According to Ki Young Ju, founder and CEO of CryptoQuant, Bitcoin retail investors have not yet reached the fear of missing levels.
Young Ju shared this perspective as Bitcoin (BTC) continued its decline from last week’s $100,000 to fall below $92,000. CryptoQuant CEO emphasized that recent retail trading behavior shows no signs of panic or overexcitement.
“Bitcoin retail investors are not yet in FOMO,” analyst X said. “This indicator is based on the increase in the number of transactions on all exchanges, stocks and markets (spot and futures).”
As of November 25, the indicator remained neutral, a position it has maintained since April when BTC was trading around $64,000. During the last bull market, retail FOMO peaked in January 2021, when Bitcoin surpassed $30,000, and during this cycle its price rose to an all-time high of $69,000.
Despite Bitcoin approaching $100,000 last week, analysts observe that retail investors have not yet entered the market in large numbers.
The slump from recent highs is likely to be prolonged given the macro environment, QCP Capital analysts said in a note published early Tuesday, Nov. 26.
“With US holidays approaching and key economic data like tonight’s FOMC minutes and tomorrow’s PCE report, the market lacks the momentum to push #BTC towards $100k.
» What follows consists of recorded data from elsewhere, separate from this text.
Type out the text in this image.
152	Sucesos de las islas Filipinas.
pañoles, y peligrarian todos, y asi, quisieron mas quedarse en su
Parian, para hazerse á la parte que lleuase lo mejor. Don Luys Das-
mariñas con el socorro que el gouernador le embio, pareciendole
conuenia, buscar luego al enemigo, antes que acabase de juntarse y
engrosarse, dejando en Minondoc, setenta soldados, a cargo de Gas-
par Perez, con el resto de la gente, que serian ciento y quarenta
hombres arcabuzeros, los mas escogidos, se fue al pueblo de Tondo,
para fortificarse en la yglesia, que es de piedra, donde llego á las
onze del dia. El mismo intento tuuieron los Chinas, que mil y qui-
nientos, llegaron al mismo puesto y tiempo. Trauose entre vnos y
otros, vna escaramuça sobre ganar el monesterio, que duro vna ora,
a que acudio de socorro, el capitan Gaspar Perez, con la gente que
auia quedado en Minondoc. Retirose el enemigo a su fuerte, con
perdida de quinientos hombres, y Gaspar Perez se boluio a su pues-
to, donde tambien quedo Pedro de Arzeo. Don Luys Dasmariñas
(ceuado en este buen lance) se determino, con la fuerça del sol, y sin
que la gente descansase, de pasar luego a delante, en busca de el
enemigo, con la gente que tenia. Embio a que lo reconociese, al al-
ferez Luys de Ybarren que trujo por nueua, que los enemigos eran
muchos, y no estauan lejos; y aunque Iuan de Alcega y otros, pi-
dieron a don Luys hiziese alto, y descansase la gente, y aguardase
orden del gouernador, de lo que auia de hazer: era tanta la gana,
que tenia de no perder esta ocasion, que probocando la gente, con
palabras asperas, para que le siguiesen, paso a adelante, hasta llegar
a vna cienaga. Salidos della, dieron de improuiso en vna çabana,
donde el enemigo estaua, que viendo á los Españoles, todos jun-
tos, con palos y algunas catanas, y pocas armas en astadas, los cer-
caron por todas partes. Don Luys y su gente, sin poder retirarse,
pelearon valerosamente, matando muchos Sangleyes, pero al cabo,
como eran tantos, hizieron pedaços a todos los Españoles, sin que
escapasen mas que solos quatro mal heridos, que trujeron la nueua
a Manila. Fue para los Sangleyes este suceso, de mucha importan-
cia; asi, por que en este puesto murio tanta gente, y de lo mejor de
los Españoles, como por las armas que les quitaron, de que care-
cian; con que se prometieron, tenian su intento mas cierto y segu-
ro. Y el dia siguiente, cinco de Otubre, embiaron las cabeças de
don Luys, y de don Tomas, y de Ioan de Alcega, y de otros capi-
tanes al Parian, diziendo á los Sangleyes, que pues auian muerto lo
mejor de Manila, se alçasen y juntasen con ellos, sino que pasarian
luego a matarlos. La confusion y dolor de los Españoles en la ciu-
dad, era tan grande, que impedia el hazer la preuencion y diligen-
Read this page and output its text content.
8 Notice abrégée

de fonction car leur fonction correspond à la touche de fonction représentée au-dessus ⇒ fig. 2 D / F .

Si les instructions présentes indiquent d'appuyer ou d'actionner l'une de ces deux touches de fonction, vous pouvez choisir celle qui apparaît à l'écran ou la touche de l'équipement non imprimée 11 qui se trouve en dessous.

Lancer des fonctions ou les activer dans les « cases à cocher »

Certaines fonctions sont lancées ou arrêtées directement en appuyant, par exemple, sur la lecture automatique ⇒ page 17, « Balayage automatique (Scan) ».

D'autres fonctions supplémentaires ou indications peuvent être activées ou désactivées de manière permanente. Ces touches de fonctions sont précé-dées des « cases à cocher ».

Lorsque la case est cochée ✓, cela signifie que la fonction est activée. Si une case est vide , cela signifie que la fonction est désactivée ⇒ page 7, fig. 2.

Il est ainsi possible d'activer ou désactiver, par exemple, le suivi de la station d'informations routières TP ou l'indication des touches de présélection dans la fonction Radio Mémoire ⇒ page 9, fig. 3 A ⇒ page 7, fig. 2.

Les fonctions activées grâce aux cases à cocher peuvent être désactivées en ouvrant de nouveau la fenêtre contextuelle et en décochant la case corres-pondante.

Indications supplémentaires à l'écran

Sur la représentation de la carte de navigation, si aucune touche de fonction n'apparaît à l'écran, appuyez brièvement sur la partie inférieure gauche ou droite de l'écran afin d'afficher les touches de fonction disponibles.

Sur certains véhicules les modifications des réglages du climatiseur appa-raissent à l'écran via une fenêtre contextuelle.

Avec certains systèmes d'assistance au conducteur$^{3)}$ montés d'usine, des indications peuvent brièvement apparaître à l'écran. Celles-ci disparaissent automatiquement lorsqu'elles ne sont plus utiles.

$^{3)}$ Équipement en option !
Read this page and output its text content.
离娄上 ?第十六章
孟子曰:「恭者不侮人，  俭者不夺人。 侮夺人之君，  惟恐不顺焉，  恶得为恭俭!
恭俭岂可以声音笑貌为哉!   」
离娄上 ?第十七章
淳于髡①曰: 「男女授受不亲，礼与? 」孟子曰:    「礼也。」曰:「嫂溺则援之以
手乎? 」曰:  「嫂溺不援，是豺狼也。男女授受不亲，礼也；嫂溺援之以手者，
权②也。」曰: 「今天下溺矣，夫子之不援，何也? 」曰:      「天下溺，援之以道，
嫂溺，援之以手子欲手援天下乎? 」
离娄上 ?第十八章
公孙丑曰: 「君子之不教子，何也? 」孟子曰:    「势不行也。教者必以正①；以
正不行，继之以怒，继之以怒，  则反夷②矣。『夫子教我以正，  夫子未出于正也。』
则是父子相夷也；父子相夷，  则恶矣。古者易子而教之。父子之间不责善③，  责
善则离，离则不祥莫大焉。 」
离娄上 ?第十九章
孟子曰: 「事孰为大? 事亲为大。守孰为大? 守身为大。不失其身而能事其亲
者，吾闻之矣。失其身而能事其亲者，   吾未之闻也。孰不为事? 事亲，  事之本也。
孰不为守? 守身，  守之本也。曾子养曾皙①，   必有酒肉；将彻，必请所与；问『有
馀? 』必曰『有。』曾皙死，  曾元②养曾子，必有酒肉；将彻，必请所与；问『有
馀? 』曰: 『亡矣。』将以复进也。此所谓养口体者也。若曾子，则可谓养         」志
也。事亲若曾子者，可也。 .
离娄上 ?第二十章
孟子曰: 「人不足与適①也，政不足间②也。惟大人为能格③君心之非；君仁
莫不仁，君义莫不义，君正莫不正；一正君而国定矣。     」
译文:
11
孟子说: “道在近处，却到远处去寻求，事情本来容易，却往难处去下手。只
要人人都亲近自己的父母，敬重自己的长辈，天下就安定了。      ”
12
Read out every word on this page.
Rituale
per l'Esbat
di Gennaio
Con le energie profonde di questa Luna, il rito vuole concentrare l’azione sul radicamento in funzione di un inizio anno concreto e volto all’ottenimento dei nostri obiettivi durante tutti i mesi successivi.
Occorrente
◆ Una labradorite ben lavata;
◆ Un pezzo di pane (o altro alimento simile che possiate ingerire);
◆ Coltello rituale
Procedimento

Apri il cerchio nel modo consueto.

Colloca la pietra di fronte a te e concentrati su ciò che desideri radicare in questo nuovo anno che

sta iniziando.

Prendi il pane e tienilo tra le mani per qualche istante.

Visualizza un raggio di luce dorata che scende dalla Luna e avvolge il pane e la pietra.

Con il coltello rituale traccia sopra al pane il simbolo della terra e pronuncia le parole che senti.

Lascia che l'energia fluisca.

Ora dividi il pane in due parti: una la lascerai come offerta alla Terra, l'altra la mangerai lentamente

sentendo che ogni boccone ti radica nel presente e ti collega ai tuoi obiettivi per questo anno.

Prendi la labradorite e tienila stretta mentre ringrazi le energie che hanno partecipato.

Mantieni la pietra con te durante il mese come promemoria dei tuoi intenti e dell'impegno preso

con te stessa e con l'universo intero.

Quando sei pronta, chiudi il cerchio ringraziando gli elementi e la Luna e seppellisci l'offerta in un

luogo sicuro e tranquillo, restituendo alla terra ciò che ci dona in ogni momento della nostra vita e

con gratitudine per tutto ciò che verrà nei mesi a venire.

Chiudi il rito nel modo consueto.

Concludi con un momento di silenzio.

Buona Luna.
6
QCP wrote that BTC was overbought after the election, making the waiting period inevitable.
However, the declines are not “panic-worthy” and BTC continues its rise. This is despite the millions of dollars liquidated in the last 24 hours and the $438 million outflow of Bitcoin ETFs on November 25. MicroStrategy also purchased $5.4 billion worth of BTC.
Bitcoin Fear and Greed Index also supports the bullish trend; A value of 77 indicates extreme greed as the price is trending below $92,000.
Meanwhile, crypto analyst Ali Martinez noted a potential bounce to $95,000 or higher, citing a buy signal from the TD Sequential indicator.